Arthur Dent wrote:
Jim-“You could look at the data from things like OTH-B radar (Over the Horizon-Backscatter) to get a feel for this.”


Zoom in on N45° 10.300 W069° 51.600 on GoogleEarth. I’ve driven to this area on some of the dirt roads that run through this area. As I understand it, this project isn’t dead, just dormant. I’d hate to have to pay their electric bill!

              -Arthur



Ah yes.. the big transmitter in Maine:
http://www.globalsecurity.org/wmd/systems/an-fps-118.htm


There are things other than wind that cause disruptions in surface wave patterns that are detectable by looking at scattered signals. And some of those things are of strategic interest, so I suspect that research continues.

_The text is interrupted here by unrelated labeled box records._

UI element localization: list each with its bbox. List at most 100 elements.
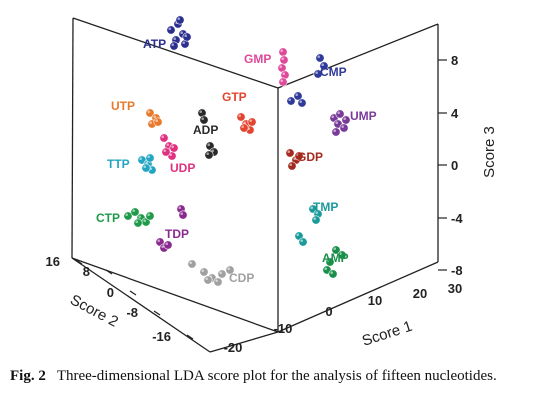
point-cdp — [213, 277, 223, 287]
axis-ticks: 8 4 0 -4 -8 16 8 0 -8 -16 -20 -10 0 10 20 30 — [46, 53, 464, 355]
point-highlight-tdp — [161, 245, 164, 248]
point-highlight-cmp — [295, 93, 299, 96]
point-highlight-tdp — [180, 212, 183, 215]
point-udp — [169, 143, 179, 153]
label-gtp: GTP — [222, 90, 247, 104]
label-tmp: TMP — [313, 200, 338, 214]
x-tick-label: 30 — [448, 281, 462, 296]
y-tick-label: 8 — [83, 264, 90, 279]
point-highlight-ttp — [139, 157, 142, 160]
point-highlight-cdp — [189, 261, 192, 265]
point-ump — [341, 115, 351, 125]
point-highlight-atp — [177, 17, 180, 21]
point-utp — [153, 117, 163, 127]
z-tick-label: -8 — [451, 263, 463, 278]
point-highlight-gmp — [280, 79, 284, 82]
point-ttp — [145, 153, 155, 163]
point-highlight-gtp — [241, 125, 244, 128]
label-udp: UDP — [170, 161, 195, 175]
point-gdp — [285, 148, 295, 158]
point-ttp — [141, 163, 151, 173]
x-tick-label: -10 — [274, 321, 293, 336]
point-highlight-tmp — [315, 211, 319, 214]
y-tick-label: -8 — [126, 305, 138, 320]
point-cmp — [297, 98, 307, 108]
point-ctp — [145, 211, 155, 221]
point-highlight-cmp — [288, 98, 292, 101]
point-tmp — [311, 215, 321, 225]
point-tdp — [178, 210, 188, 220]
lda-score-plot: 8 4 0 -4 -8 16 8 0 -8 -16 -20 -10 0 10 20 30 ATP GMP CMP U… — [46, 15, 498, 355]
point-highlight-tdp — [157, 239, 160, 242]
point-highlight-atp — [184, 34, 187, 37]
label-adp: ADP — [193, 123, 218, 137]
point-highlight-amp — [324, 267, 328, 271]
point-gtp — [247, 117, 257, 127]
point-udp — [161, 147, 171, 157]
point-highlight-ctp — [138, 215, 141, 218]
y-tick — [105, 269, 113, 275]
point-highlight-gtp — [238, 114, 241, 117]
point-highlight-ump — [331, 115, 335, 118]
axis-edge — [209, 331, 279, 353]
point-highlight-tmp — [296, 233, 300, 236]
point-highlight-utp — [153, 115, 156, 118]
label-ctp: CTP — [96, 211, 120, 225]
point-highlight-amp — [333, 247, 337, 250]
y-tick — [129, 290, 137, 296]
z-tick-label: 4 — [451, 106, 459, 121]
point-ctp — [133, 218, 143, 228]
z-axis-label: Score 3 — [481, 126, 498, 178]
z-tick-label: 0 — [451, 158, 458, 173]
point-highlight-cdp — [205, 277, 208, 281]
z-tick-label: 8 — [451, 53, 458, 68]
point-gmp — [278, 47, 288, 57]
point-highlight-ctp — [125, 213, 128, 216]
point-highlight-udp — [169, 153, 172, 156]
point-highlight-ump — [333, 129, 337, 132]
y-tick-label: 0 — [107, 285, 114, 300]
point-cmp — [286, 96, 296, 106]
point-highlight-adp — [199, 110, 202, 113]
point-gdp — [287, 161, 297, 171]
point-highlight-tmp — [313, 217, 317, 220]
point-atp — [169, 41, 179, 51]
axis-edge — [277, 23, 439, 89]
point-atp — [175, 15, 185, 25]
point-highlight-cdp — [215, 279, 218, 283]
point-highlight-utp — [149, 121, 152, 124]
point-tmp — [298, 237, 308, 247]
y-tick — [186, 334, 194, 340]
point-highlight-cdp — [201, 269, 204, 273]
x-tick-label: 20 — [413, 286, 427, 301]
point-gmp — [278, 77, 288, 87]
point-highlight-ctp — [135, 220, 138, 223]
point-highlight-ctp — [132, 209, 135, 212]
point-highlight-ttp — [145, 161, 148, 164]
point-highlight-ump — [343, 117, 347, 120]
point-highlight-ctp — [147, 213, 150, 216]
axis-edge — [72, 17, 279, 89]
y-tick — [153, 310, 161, 316]
point-highlight-atp — [168, 27, 171, 31]
point-highlight-tdp — [165, 242, 168, 245]
point-highlight-gmp — [281, 57, 285, 60]
point-cdp — [203, 275, 213, 285]
point-highlight-ttp — [147, 155, 150, 158]
point-tdp — [163, 240, 173, 250]
point-highlight-ump — [335, 121, 339, 124]
point-highlight-utp — [147, 110, 150, 113]
label-amp: AMP — [322, 251, 349, 265]
point-highlight-atp — [171, 43, 174, 46]
point-highlight-atp — [180, 31, 183, 34]
point-highlight-utp — [155, 119, 158, 122]
x-axis-label: Score 1 — [360, 318, 414, 350]
point-highlight-cmp — [317, 55, 321, 58]
series-labels: ATP GMP CMP UTP GTP ADP UMP TTP UDP GDP CTP TDP TMP A… — [96, 37, 377, 285]
point-highlight-udp — [163, 149, 166, 152]
point-highlight-adp — [206, 152, 209, 155]
point-highlight-cdp — [219, 271, 222, 275]
figure-caption: Fig. 2 Three-dimensional LDA score plot … — [10, 366, 538, 386]
point-highlight-tdp — [178, 206, 181, 209]
point-amp — [328, 269, 338, 279]
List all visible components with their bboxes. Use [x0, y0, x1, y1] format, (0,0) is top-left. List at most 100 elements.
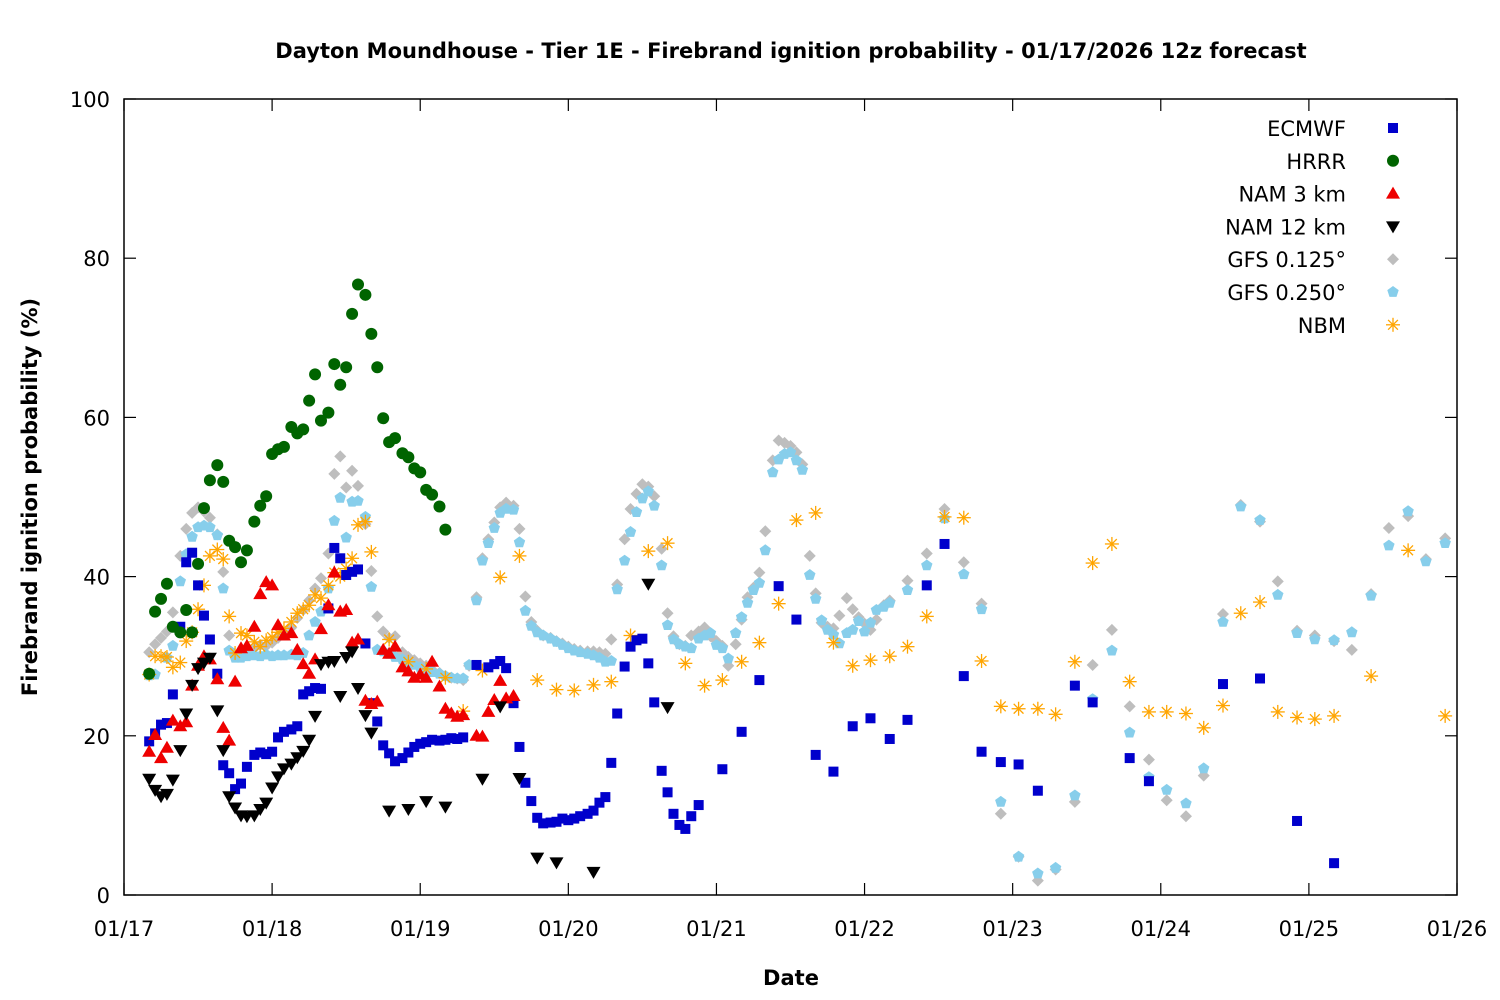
legend-marker-icon — [1386, 221, 1400, 234]
data-point — [167, 639, 179, 651]
data-point — [655, 559, 668, 571]
data-point — [530, 673, 545, 688]
data-point — [939, 538, 950, 549]
data-point — [165, 660, 180, 675]
data-point — [624, 526, 637, 537]
data-point — [290, 642, 305, 655]
data-point — [328, 467, 341, 480]
data-point — [224, 768, 235, 779]
data-point — [660, 536, 675, 551]
data-point — [995, 795, 1007, 807]
data-point — [217, 475, 230, 488]
y-tick-label: 80 — [83, 247, 110, 271]
data-point — [643, 658, 654, 669]
legend: ECMWF HRRR NAM 3 km NAM 12 km GFS 0.125° GFS … — [1225, 117, 1400, 338]
data-point — [403, 747, 414, 758]
data-point — [704, 627, 717, 638]
data-point — [216, 552, 231, 567]
data-point — [204, 634, 215, 645]
data-point — [179, 634, 194, 649]
data-point — [471, 659, 482, 670]
data-point — [302, 598, 317, 613]
data-point — [211, 529, 223, 541]
data-point — [239, 628, 254, 643]
data-point — [286, 724, 297, 735]
data-point — [1215, 698, 1230, 713]
data-point — [284, 614, 299, 629]
data-point — [230, 784, 241, 795]
data-point — [1345, 643, 1358, 656]
data-point — [730, 627, 742, 638]
data-point — [884, 596, 896, 608]
data-point — [365, 580, 378, 592]
data-point — [790, 454, 803, 466]
data-point — [187, 547, 198, 558]
data-point — [1401, 543, 1416, 558]
data-point — [594, 797, 605, 808]
data-point — [143, 667, 156, 680]
data-point — [1013, 759, 1024, 770]
data-point — [902, 714, 913, 725]
data-point — [759, 525, 772, 538]
data-point — [241, 761, 252, 772]
data-point — [582, 808, 593, 819]
data-point — [475, 773, 490, 786]
data-point — [148, 728, 163, 741]
data-point — [240, 544, 253, 557]
data-point — [278, 726, 289, 737]
x-tick-label: 01/26 — [1427, 917, 1488, 941]
data-point — [803, 549, 816, 562]
data-point — [575, 811, 586, 822]
data-point — [271, 618, 286, 631]
data-point — [1254, 514, 1266, 525]
data-point — [427, 734, 438, 745]
data-point — [345, 635, 360, 648]
data-point — [149, 605, 162, 618]
data-point — [155, 631, 168, 644]
data-point — [569, 813, 580, 824]
data-point — [921, 580, 932, 591]
data-point — [334, 378, 347, 391]
x-axis-label: Date — [763, 966, 819, 990]
legend-item: NAM 12 km — [1225, 215, 1400, 239]
data-point — [734, 654, 749, 669]
data-point — [438, 801, 453, 814]
data-point — [334, 491, 346, 503]
data-point — [884, 733, 895, 744]
data-point — [637, 633, 648, 644]
data-point — [313, 591, 328, 606]
data-point — [1069, 789, 1081, 801]
data-point — [631, 635, 642, 646]
data-point — [735, 611, 748, 623]
data-point — [625, 641, 636, 652]
y-axis-label: Firebrand ignition probability (%) — [18, 298, 42, 696]
data-point — [222, 733, 237, 746]
series-nam-3-km — [142, 565, 521, 764]
data-point — [302, 666, 317, 679]
series-ecmwf — [144, 538, 1340, 869]
data-point — [144, 736, 155, 747]
data-point — [551, 816, 562, 827]
data-point — [815, 614, 828, 626]
data-point — [308, 710, 323, 723]
data-point — [173, 655, 188, 670]
data-point — [296, 745, 311, 758]
data-point — [165, 774, 180, 787]
x-axis: 01/17 01/18 01/19 01/20 01/21 01/22 01/23 01/24… — [94, 99, 1488, 941]
data-point — [475, 729, 490, 742]
series-gfs-0-250- — [143, 446, 1451, 879]
data-point — [388, 639, 403, 652]
data-point — [618, 554, 631, 566]
data-point — [249, 749, 260, 760]
data-point — [1142, 753, 1155, 766]
data-point — [352, 479, 365, 492]
data-point — [302, 734, 317, 747]
data-point — [557, 813, 568, 824]
data-point — [976, 746, 987, 757]
y-tick-label: 100 — [70, 88, 110, 112]
data-point — [370, 694, 385, 707]
data-point — [493, 673, 508, 686]
data-marks — [142, 278, 1453, 887]
data-point — [327, 655, 342, 668]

Orbiting sensors like QuikScat and similar scatterometers filled the "get winds over the open ocean" role quite nicely. QS sort of failed last year (the antenna doesn't spin), but there is a European orbiting scatterometer that provides similar data.

And, there is work on using scattered GPS signals (e.g. if you fly a receiver, you can make a form of bistatic radar)

There's also a company, in Australia, as I recall, that makes a bistatic OTH HF radar for surveillance near a coast (but still over the horizon). That one is much smaller, both physically, and cost-wise, and makes use of modern signal processing, too.

The performance specs of this latter is what I was really thinking about, because they're presumably claiming to locate targets with precisions at km resolution or finer, which is still a pretty big time uncertainty 1000m=3us, but, at least there's a fair amount of (open) literature on how to drive the uncertainty down using HF.